弁護士会の仲裁も同様の手続です。仲裁委員が調整を行いますが、裁判で行う調停と異なり、期日を短期間で行い、調停の場合よりも短期間で済むことが多いです。

(2)法的責任の追及

これらの方法で解決できなかった場合は、具体的に法的救済を求めて争うことになります。

①不法行為責任

まず、被害者は、直接の加害者である上司に対して、民事上の不法行為責任を追及することが考えられます(民法709条)。また、当該上司が会社の代表者である場合には、法人の不法行為も成立します。
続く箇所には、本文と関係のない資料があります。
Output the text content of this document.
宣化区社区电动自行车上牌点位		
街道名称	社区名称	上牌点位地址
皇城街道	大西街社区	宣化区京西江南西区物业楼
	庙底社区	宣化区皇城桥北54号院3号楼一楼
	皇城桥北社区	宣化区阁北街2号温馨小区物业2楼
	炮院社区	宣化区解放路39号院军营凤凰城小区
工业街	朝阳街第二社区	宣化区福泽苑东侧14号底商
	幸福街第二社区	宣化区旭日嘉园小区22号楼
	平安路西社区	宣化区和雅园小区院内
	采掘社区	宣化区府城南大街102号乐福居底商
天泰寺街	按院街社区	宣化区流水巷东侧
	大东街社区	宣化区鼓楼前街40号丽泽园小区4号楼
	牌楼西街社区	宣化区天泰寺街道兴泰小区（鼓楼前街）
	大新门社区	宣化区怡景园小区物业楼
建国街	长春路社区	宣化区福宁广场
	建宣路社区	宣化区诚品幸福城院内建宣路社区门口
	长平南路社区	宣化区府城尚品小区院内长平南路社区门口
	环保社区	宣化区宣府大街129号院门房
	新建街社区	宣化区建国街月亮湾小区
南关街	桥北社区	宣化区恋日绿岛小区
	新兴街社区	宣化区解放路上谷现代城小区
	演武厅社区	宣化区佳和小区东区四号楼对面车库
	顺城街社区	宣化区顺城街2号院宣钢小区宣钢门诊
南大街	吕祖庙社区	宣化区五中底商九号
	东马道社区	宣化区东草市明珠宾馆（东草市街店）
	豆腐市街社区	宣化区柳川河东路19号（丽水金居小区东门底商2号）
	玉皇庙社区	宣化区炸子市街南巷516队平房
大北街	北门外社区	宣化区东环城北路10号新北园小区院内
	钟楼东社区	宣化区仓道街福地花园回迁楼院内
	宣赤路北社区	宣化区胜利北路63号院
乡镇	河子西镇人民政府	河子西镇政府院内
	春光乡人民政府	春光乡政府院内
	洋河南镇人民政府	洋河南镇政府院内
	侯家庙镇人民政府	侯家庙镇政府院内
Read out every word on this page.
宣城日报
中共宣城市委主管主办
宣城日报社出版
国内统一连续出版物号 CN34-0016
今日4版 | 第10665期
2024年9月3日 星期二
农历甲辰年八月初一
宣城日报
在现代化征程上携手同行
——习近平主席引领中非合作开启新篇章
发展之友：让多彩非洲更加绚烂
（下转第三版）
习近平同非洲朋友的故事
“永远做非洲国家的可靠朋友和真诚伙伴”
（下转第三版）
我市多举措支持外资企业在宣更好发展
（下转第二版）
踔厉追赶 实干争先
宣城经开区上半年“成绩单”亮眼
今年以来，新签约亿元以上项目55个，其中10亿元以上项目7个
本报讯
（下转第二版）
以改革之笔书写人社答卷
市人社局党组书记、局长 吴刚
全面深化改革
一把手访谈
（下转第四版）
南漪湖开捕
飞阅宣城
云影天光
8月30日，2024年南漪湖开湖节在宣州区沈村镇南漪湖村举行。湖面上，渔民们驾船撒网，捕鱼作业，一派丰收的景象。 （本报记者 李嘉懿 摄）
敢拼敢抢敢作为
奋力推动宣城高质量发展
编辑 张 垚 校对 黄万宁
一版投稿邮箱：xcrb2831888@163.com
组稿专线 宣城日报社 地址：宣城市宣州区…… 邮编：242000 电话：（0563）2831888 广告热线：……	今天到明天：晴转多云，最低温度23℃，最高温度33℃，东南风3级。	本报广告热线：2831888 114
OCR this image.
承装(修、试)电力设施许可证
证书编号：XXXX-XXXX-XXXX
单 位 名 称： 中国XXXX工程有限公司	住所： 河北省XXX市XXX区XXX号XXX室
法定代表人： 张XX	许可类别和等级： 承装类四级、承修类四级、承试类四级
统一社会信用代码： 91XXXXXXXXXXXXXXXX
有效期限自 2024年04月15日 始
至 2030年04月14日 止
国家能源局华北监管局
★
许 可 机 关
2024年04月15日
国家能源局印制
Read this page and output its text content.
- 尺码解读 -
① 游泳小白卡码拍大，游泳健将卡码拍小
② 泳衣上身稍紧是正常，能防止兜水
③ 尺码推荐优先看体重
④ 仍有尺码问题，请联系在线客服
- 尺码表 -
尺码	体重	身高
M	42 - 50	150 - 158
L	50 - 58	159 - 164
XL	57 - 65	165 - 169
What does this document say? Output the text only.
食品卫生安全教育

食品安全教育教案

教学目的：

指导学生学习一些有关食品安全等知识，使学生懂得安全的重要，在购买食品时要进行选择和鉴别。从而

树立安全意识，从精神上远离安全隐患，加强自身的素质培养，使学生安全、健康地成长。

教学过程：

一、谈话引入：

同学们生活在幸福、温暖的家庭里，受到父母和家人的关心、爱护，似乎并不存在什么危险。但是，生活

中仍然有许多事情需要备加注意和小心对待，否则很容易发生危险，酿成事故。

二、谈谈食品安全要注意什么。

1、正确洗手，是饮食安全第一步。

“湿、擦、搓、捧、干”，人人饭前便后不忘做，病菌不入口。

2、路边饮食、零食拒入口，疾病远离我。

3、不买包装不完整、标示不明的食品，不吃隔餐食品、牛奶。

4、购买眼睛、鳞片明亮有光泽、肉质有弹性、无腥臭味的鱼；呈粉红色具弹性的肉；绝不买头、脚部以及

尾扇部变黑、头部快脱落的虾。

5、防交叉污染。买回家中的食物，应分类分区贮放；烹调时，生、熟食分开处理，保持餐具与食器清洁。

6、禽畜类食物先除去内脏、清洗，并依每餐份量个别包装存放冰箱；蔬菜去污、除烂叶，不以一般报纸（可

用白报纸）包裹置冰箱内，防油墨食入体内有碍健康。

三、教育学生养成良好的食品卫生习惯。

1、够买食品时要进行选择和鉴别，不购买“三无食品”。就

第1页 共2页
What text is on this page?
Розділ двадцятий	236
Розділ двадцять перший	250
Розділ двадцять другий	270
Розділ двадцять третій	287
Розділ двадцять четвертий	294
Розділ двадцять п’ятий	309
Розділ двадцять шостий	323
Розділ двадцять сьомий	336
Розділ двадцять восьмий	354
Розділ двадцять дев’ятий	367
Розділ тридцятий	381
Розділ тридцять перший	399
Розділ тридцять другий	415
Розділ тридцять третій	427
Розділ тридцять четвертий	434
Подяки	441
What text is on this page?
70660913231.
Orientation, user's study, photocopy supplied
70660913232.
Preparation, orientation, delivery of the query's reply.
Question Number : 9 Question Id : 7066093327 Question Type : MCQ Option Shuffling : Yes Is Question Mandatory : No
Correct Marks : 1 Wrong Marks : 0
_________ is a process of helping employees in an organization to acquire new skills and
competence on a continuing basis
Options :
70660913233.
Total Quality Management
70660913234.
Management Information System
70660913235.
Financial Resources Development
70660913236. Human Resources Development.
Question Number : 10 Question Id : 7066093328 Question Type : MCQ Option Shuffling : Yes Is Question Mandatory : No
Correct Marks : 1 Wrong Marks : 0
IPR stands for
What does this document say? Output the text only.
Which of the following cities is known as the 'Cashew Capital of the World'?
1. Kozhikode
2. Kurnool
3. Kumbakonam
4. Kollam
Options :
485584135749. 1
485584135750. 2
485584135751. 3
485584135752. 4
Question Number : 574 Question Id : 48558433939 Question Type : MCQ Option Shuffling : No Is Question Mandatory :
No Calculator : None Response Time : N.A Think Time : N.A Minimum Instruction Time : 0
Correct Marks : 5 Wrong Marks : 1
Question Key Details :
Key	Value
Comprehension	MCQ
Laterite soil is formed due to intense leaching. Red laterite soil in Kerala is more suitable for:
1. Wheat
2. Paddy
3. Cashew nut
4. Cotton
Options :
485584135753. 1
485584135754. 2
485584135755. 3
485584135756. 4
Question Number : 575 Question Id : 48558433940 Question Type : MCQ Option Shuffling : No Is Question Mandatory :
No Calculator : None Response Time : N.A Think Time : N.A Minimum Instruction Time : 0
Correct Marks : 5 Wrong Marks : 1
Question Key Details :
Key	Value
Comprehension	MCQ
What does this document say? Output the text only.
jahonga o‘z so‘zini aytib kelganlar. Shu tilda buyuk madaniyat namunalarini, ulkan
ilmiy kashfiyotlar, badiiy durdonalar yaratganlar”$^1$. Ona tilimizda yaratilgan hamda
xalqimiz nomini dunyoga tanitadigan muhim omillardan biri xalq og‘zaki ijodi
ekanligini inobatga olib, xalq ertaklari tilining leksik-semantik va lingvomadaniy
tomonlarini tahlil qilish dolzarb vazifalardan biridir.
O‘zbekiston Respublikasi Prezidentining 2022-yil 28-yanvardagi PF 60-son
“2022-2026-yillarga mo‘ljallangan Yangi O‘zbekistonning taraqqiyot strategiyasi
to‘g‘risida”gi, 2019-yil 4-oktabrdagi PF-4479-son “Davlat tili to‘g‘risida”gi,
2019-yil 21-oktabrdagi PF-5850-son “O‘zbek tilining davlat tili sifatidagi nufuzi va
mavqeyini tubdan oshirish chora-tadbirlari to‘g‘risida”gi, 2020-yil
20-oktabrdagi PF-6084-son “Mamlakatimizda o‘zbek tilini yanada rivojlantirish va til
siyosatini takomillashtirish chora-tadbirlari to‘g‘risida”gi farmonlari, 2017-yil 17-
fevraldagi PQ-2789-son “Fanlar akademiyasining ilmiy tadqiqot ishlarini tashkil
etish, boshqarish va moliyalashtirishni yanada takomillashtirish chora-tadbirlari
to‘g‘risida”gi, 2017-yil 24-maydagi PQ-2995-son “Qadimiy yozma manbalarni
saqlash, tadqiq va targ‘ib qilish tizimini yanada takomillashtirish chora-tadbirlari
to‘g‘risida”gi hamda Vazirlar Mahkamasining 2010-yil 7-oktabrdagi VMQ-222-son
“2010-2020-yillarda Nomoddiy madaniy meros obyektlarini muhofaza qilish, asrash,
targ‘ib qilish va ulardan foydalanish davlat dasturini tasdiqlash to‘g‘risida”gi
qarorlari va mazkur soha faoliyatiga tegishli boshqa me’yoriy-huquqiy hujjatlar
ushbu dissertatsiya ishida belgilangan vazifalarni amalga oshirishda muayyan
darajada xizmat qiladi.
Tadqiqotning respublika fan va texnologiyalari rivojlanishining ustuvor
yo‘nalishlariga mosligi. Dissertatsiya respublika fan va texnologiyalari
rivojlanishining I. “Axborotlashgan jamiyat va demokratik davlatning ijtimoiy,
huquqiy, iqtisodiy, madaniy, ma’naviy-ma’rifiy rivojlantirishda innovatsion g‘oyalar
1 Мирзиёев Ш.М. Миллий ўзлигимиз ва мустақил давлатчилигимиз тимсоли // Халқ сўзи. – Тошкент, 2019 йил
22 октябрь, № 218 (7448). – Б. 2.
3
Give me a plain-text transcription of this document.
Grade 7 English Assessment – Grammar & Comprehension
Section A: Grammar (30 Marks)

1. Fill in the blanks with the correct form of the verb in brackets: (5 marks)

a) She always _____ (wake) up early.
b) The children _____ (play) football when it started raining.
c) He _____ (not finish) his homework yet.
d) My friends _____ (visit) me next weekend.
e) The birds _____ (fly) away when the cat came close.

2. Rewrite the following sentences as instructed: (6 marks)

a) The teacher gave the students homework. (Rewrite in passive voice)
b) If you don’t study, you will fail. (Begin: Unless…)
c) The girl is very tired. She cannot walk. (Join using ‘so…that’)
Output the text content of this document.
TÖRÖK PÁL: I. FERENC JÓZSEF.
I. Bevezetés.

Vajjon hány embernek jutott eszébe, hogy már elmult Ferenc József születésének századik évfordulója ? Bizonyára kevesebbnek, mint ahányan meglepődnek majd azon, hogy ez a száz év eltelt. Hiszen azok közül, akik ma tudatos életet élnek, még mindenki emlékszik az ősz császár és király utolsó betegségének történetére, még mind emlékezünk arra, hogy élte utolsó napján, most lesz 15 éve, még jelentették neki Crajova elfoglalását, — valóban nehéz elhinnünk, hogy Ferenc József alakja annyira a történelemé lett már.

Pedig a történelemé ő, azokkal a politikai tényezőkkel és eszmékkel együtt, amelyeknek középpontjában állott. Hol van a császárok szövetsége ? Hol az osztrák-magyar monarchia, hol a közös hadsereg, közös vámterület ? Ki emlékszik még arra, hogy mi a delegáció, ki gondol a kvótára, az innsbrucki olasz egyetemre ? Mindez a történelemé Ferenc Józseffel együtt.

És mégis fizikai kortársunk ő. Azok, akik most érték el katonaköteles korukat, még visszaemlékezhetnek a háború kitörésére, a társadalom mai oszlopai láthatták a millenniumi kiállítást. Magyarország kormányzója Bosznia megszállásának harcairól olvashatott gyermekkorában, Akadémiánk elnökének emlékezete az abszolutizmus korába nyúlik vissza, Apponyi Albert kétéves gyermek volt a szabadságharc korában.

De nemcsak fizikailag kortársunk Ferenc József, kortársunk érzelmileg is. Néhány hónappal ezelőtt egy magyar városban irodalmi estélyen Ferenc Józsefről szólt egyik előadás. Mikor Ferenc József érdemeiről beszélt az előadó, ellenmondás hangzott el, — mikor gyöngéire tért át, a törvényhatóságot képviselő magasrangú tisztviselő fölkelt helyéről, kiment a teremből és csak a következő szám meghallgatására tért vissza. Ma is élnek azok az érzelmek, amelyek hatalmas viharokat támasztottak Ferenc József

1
更に、上司も被用者である場合には、使用者も、いわゆる使用者責任の規定に基づいて損害賠償責任を負う場合があります。
被害回復の方法としては、通常は金銭賠償ですが、名誉が棄損された場合には、名誉回復のための措置を別途求めることができる場合もあります。

②債務不履行責任

企業と労働者の間には、雇用契約が結ばれており、企業には、この雇用契約に付随して、労働者が安全に勤務できるよう配慮する信義則上の義務があると解されています。そこで、その義務の一環として、セクハラを予防する義務、あるいはセクハラが発生した場合に迅速に対応すべき義務の存在を主張して、これに違反した場合に債務不履行責任を追及することが考えられます。

③労働法上の責任

セクハラの問題は、雇用関係上発生することが多いのが実情です。そのため、人事、解雇権を持つ上司が部下にセクハラをしたうえ、拒否した部下を解雇したり、賃金の面で差別的待遇を行った場合に、労働者の立場からは仮処分によって労働者の地位保全や賃金の仮払いを求めたり、解雇された場合には解雇無効確認や賃金請求の訴訟を提起することができます。

こうした対応を取る場合は、裁判所に提出する書類の整備など、複雑な手続きが必要となりますので、まずは専門家である弁護士に相談されることをお勧めします。